I look forward to two student school safety presentations tomorrow morning, to the presentations and school safety assessment visits in the coming months and most of all, for the opportunity to interact with so many dedicated school safety experts from across the nation and abroad.
School Violence Expert Report – Teacher from Private School in Long Beach California Stabbed to Death in Front of Students During Field Trip
Long Beach, California Police have arrested 50-year-old Steven Brown for murdering 53-year-old Kelleye Taylor who was a teacher at Huntington Academy during a field trip to a park near the school. According to police reports, Brown stabbed the teacher in the neck during a field day activity at the park. Police said they were still investigating the reason for the attack but there may have been custody issues involving Taylor’s grandchildren.
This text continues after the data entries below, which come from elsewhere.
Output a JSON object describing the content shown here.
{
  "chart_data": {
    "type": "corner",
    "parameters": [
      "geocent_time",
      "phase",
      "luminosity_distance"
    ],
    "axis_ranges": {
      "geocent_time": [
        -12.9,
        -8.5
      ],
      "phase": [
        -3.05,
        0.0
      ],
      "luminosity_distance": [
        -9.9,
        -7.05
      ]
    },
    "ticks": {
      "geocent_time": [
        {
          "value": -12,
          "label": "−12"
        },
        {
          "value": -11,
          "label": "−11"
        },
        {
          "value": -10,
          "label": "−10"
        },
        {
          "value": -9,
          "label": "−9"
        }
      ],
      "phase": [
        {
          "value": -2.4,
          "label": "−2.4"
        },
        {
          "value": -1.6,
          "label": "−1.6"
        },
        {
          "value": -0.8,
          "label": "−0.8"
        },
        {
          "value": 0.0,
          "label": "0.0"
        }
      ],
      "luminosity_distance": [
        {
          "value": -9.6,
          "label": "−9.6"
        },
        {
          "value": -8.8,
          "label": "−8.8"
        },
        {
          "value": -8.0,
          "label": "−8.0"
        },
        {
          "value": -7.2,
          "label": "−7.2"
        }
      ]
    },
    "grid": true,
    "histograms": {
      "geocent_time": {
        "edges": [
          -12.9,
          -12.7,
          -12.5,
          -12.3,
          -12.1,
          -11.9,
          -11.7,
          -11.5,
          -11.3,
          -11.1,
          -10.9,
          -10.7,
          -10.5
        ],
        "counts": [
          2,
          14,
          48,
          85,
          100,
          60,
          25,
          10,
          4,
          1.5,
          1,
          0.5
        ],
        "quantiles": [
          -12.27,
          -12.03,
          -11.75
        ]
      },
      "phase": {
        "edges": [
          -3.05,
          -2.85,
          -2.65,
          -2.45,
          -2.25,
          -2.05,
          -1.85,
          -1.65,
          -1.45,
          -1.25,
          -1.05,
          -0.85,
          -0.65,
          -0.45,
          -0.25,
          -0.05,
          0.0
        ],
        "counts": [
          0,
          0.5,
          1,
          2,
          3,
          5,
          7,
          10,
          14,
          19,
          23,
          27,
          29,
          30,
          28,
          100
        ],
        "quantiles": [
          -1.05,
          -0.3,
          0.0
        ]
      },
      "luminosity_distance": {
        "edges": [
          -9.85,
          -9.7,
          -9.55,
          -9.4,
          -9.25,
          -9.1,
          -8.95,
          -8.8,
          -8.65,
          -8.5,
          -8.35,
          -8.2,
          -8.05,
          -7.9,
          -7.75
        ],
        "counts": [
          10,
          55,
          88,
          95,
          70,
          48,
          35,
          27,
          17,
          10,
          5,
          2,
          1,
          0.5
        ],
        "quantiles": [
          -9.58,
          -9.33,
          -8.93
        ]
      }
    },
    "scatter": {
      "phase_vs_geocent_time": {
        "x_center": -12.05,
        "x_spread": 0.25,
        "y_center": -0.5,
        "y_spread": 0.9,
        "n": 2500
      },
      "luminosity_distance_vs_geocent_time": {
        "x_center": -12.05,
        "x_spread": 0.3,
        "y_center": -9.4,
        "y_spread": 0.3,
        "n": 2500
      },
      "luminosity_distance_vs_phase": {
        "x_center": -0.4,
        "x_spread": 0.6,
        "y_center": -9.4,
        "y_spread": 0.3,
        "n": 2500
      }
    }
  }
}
This type of incident highlights the need for proper security and emergency preparedness for field trips as mentioned previously in this blog. School violence experts often urge schools to consider these types of situations in their school violence prevention efforts. The tragedy also demonstrates the types of challenges schools face with domestic and child custody issues. Gerald Summers and Sue Ann Hartig from Evansville Indiana specialize in helping K12 schools address child custody issues. Summers is a veteran lawman and a retired school security director and Hartig is a retired attorney. We have heard superb feedback on their seminars for school officials on this critical specialty topic area. I have not met anyone who knows as much about these sometimes complex situations that have been a trigger for so many school-associated homicides.
While school safety assessments are an important means to improve school security and school safety, making efforts to develop prevention procedures as well as crisis plans that address off-campus events is also important. This incident demonstrates why behavioral approaches such as pattern matching and recognition are so important to the prevention of school violence. The incident also illustrates why emergency communications can be an important consideration for field trips, after school events and other activities.
School Security Conference Presentation – Montana Crime Prevention Conference
I was honored and truly blessed to be allowed to present a plenary session at the Seventh Annual Montana Crime Prevention Conference in Bozeman today. I have been fortunate to present on school security at a number of professional conferences in Montana. I have always found the folks in this beautiful state to be straightforward and down to earth. Though a sparsely populated state with a relatively low violent crime rate, there are many positive school security and emergency practices in place in Montana such as the state’s robust school drill requirements.
We discussed pattern matching and recognition and I delivered my motivational presentations Weakfish – Bullying Through the Eyes of a Child and Dream Catchers – Succeeding and Surviving in the Helping Professions.
It was truly a pleasure and an honor to return to big sky country and interact with so many outstanding advocates for the children.